Aku hanya diam, kenyataannya ia sampai kehilangan anaknya merupakan bukti kepayahannya. Tangisan gadis itu menangis, kembali mata lembab itu menatap mataku. Ia menundukkan kepala, mencoba tuk mengucapkan terima kasih sembari terbata-bata. Aku mencoba tuk tersenyum.

Untuk ketiga kalinya aku melihat seorang wanita berlari, kali ini adalah istri pria di hadapanku. Meninggalkan mereka yang saling memeluk, aku kembali melanjutkan perjalananku. Itukah keluarga.

Ada seorang pria tua di sampingku.
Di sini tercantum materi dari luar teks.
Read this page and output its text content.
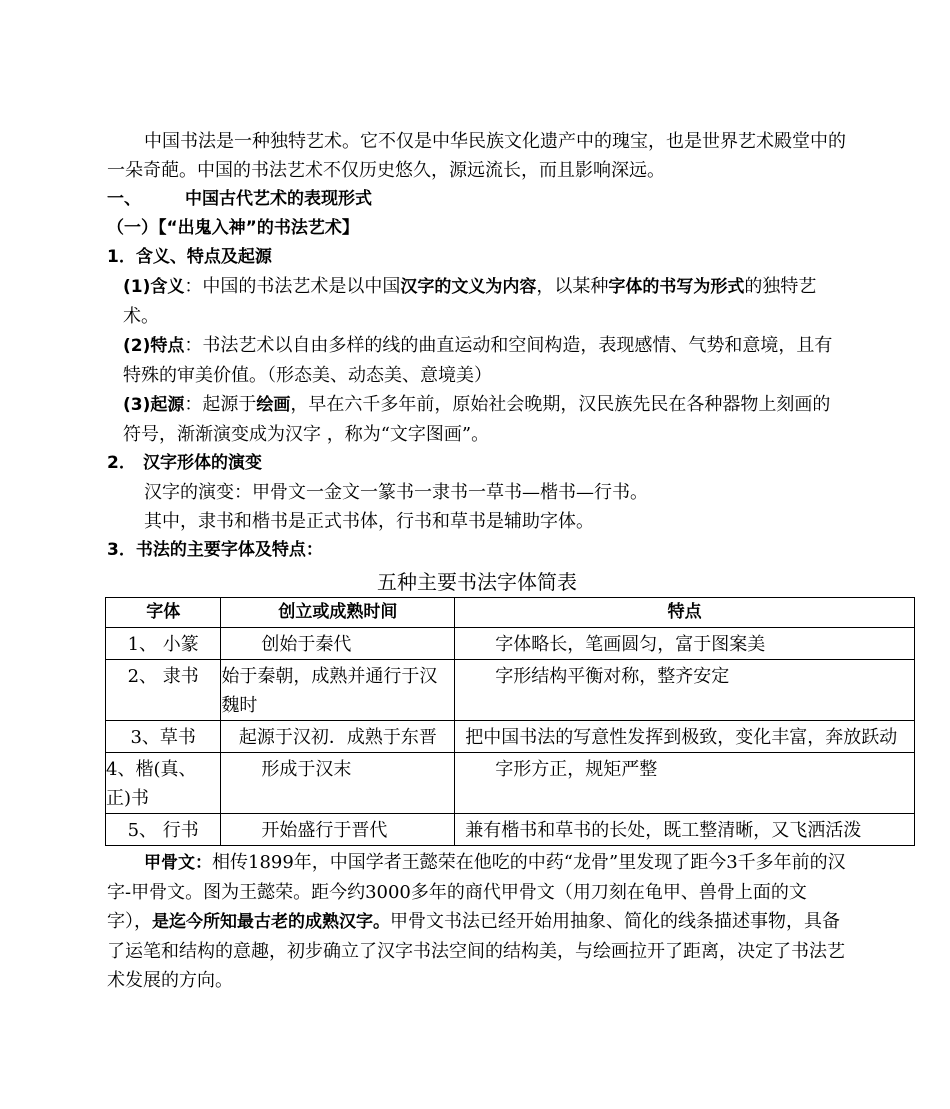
中国书法是一种独特艺术。它不仅是中华民族文化遗产中的瑰宝，也是世界艺术殿堂中的一朵奇葩。中国的书法艺术不仅历史悠久，源远流长，而且影响深远。

一、	中国古代艺术的表现形式

（一）【“出鬼入神”的书法艺术】

1．含义、特点及起源

(1)含义：中国的书法艺术是以中国汉字的文义为内容，以某种字体的书写为形式的独特艺术。

(2)特点：书法艺术以自由多样的线的曲直运动和空间构造，表现感情、气势和意境，且有特殊的审美价值。（形态美、动态美、意境美）

(3)起源：起源于绘画，早在六千多年前，原始社会晚期，汉民族先民在各种器物上刻画的符号，渐渐演变成为汉字 ，称为“文字图画”。

2． 汉字形体的演变

汉字的演变：甲骨文一金文一篆书一隶书一草书—楷书—行书。

其中，隶书和楷书是正式书体，行书和草书是辅助字体。

3．书法的主要字体及特点：

五种主要书法字体简表
字体	创立或成熟时间	特点
1、 小篆	创始于秦代	字体略长，笔画圆匀，富于图案美
2、 隶书	始于秦朝，成熟并通行于汉魏时	字形结构平衡对称，整齐安定
3、草书	起源于汉初．成熟于东晋	把中国书法的写意性发挥到极致，变化丰富，奔放跃动
4、楷(真、正)书	形成于汉末	字形方正，规矩严整
5、 行书	开始盛行于晋代	兼有楷书和草书的长处，既工整清晰，又飞洒活泼

甲骨文：相传1899年，中国学者王懿荣在他吃的中药“龙骨”里发现了距今3千多年前的汉字-甲骨文。图为王懿荣。距今约3000多年的商代甲骨文（用刀刻在龟甲、兽骨上面的文字），是迄今所知最古老的成熟汉字。甲骨文书法已经开始用抽象、简化的线条描述事物，具备了运笔和结构的意趣，初步确立了汉字书法空间的结构美，与绘画拉开了距离，决定了书法艺术发展的方向。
Kami duduk di salah satu kursi taman. Ia menempatinya terlebih dahulu, aku meminta izin dan mengistirahatkan sepasang kaki ini. Siapa yang tahu taman ini begitu luas, aku masih belum mencapai sisi lainnya. Langit masihlah biru, warna jingga penanda aku harus pulang masih belum terlihat. Aku melirik pria tua di sebelahku.

Tongkat di sisinya adalah kaki tambahan baginya, matanya menyipit hingga ku tak yakin apa ia masih bisa melihat dengan jelas, tangannya bergetar tanpa alasan yang jelas, ia memandang menembus perpohonan penghias taman. Ia diam. Layaknya sebuah patung ia bergeming. Hingga ia menangkap basah aku yang menatapnya. Senyum lemah ia sunggingkan di wajah penuh keriput itu.

“Bagaimana perjalananmu?” suatu pertanyaan aneh ia ajukan, aku pun menjawabnya dengan kata klise, “menyenangkan.”

“Begitukah…,” ia berpaling dan kembali memandang jauh entah kemana.

Untuk beberapa waktu keheningan mengisi jarah di antara kami, dan kakinya yang sudah lemah mengangkat badan rentanya. Ia menoleh ke arahku tuk terakhir kalinya dan kembali melemparkan senyumnya, aku mencoba sopan dan membalasnya. Aku memandangi punggung pria tua itu hingga ia tak lagi ada di pandangan. Aku melihat ke tempat ia duduk tadi. Seikat bunga berkelopak biru gelap tergeletak begitu saja.

Bunga itu memberikan perasaan nostalgia yang aneh padaku.